Monitoring and evaluating the Ghana Power Compact
In urban Ghana, 90%+ of households are connected to the national grid. In this context, the primary issue not lack of access to electricity but rather the reliability and quality of electricity provided to customers. Frequent and prolonged power outages, voltage spikes, and low voltage levels reduce the benefits of electricity for households and business, ultimately constraining economic well-being. The five-year, U.S. government funded, Ghana Power Compact aimed to increase electricity access and reliability through various avenues, including targeted investments in low-voltage line bifurcation (i.e. adding new transformers into the low-voltage grid network and splitting out existing low-voltage lines).
nLine is able to measure changes in electricity quality and reliability with a higher degree of granularity and precision than traditional data sources, namely surveys. With nLine sensor data, the UC Berkeley led-research team aimed to answer two key evaluation questions:
The Ghana Power Compact presented an opportunity to demonstrate how high-resolution, real-time, remote sensor data can inform rigorous evaluation of major grid infrastructure programs at-scale. By extensively sampling reliability at the distribution level, nLine provided utility-independent measurements on the performance of the power grid over time and across specified geographic areas.
From 2018-2023, nLine sensors have been deployed at 1,300+ households and small businesses across 21 districts, with a focus on Achimota, Dansoman, and Kaneshie, in Greater Accra, Ghana’s capital city. The Power Compact’s line-bifurcation activity injected new electricity transformers into the low voltage network at strategic points in order to reduce the distance between transformers that could lead to reduced quality of service. Consequently, a subset of sensors were strategically placed in line-bifurcation treatment and control areas to monitor detailed trends in power outages and voltage quality at the transformer level.
nLine sensors measure outage duration, outage frequency, and voltage quality. nLine’s GridWatch technology is able to detect when a large number of sensors in a particular area experience an outage at the same time, and can thereby distinguish between low, medium and high-voltage outages.

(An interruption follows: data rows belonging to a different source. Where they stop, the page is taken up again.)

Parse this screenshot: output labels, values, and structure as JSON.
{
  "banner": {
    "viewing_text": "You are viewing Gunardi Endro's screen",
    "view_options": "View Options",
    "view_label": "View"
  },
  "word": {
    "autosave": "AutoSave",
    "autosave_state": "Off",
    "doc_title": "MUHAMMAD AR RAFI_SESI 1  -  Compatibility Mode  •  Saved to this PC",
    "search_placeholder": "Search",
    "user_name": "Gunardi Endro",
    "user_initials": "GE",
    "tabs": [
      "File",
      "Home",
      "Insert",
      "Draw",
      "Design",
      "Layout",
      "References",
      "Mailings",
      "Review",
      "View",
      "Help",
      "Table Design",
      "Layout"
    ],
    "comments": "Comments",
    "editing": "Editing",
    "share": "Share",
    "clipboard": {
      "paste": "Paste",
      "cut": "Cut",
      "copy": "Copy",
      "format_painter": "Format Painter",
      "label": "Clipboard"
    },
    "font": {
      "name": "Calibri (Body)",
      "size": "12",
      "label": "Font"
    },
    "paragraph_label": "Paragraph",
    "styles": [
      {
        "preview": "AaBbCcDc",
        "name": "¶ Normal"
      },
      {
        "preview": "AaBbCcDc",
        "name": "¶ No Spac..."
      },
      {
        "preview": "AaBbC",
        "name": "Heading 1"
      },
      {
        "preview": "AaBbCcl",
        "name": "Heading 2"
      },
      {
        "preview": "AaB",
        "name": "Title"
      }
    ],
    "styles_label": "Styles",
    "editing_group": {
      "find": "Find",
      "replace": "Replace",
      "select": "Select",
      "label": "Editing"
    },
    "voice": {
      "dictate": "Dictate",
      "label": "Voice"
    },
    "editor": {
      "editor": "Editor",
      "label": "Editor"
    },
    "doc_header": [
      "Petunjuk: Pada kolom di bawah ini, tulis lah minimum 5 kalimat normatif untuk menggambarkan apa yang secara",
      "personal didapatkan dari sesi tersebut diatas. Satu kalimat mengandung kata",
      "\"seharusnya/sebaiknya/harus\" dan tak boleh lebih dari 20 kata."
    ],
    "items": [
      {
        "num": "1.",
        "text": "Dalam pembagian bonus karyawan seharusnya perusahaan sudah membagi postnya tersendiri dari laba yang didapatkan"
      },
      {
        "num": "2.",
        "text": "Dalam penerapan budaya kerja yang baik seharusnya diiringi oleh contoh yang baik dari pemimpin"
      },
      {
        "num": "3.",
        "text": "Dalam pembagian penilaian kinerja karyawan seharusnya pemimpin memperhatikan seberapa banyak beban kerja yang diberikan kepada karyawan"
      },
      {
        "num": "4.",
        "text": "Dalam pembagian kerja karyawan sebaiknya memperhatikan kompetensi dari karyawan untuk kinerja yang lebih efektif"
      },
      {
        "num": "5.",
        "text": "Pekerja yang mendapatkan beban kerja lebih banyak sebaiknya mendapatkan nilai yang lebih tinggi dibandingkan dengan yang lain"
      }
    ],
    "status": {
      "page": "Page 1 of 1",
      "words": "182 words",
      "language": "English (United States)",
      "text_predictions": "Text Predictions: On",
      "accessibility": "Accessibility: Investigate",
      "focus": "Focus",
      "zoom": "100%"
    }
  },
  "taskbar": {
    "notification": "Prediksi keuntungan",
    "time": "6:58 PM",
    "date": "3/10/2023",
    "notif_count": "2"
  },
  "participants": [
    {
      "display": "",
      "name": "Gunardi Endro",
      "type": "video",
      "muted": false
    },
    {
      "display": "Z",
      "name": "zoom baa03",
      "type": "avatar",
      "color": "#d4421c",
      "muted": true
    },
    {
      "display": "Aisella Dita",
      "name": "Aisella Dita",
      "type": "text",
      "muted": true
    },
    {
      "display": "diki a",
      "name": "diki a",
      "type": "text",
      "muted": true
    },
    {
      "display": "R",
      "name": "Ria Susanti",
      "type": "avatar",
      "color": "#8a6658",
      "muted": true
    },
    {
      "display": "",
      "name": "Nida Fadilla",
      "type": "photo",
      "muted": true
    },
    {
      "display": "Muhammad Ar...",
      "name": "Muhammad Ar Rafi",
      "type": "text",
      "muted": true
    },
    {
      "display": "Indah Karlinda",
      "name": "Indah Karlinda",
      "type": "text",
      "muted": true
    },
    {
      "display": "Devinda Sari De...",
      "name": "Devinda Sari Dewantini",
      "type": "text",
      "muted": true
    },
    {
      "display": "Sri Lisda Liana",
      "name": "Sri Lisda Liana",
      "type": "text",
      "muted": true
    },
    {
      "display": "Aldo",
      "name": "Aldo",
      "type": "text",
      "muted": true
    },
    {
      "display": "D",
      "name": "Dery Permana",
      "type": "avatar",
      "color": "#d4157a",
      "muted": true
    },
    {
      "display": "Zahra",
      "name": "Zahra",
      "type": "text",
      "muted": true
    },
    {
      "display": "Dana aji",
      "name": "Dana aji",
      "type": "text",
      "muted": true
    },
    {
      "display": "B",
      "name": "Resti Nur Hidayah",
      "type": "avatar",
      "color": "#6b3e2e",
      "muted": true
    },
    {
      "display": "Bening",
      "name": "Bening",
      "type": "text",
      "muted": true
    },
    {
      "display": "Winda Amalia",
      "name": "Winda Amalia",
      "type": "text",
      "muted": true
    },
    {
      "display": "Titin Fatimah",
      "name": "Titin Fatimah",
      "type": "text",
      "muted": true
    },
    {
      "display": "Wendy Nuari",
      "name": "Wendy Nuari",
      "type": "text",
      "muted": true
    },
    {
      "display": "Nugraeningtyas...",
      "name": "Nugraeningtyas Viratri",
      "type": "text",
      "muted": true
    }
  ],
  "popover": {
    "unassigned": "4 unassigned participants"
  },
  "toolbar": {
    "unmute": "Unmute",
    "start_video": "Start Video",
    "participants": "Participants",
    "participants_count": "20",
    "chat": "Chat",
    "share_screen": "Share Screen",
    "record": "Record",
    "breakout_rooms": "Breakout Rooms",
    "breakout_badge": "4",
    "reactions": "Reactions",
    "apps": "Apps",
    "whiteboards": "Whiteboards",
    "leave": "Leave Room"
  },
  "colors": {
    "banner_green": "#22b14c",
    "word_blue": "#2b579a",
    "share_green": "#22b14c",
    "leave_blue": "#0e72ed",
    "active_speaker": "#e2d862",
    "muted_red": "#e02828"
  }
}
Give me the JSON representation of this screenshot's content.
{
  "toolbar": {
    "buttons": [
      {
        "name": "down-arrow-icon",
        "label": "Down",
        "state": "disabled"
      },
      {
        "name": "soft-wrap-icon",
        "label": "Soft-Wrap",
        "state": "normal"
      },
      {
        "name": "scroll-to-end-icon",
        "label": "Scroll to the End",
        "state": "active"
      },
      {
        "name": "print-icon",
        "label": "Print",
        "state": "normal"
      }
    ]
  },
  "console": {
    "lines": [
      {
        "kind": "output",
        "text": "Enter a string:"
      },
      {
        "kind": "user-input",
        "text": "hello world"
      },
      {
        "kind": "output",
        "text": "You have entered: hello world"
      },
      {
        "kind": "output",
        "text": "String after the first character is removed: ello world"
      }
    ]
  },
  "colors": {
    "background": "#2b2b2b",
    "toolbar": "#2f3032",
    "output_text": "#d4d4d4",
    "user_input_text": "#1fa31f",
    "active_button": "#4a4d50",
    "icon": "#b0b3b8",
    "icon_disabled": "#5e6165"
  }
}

Households and small business consent to having a sensor plugged in at their location and receive a monthly compensation for ensuring the sensor remains installed.
Geographic diversity in sampling also allows nLine to map nuanced electricity reliability variations within localized areas while illuminating differences between neighborhoods.
nLine sensor data was able to support the research evaluation team in analyzing whether the Power Compact’s grid infrastructure improvements led to a reduction in outages and improvement in voltage quality in districts with new transformer installations.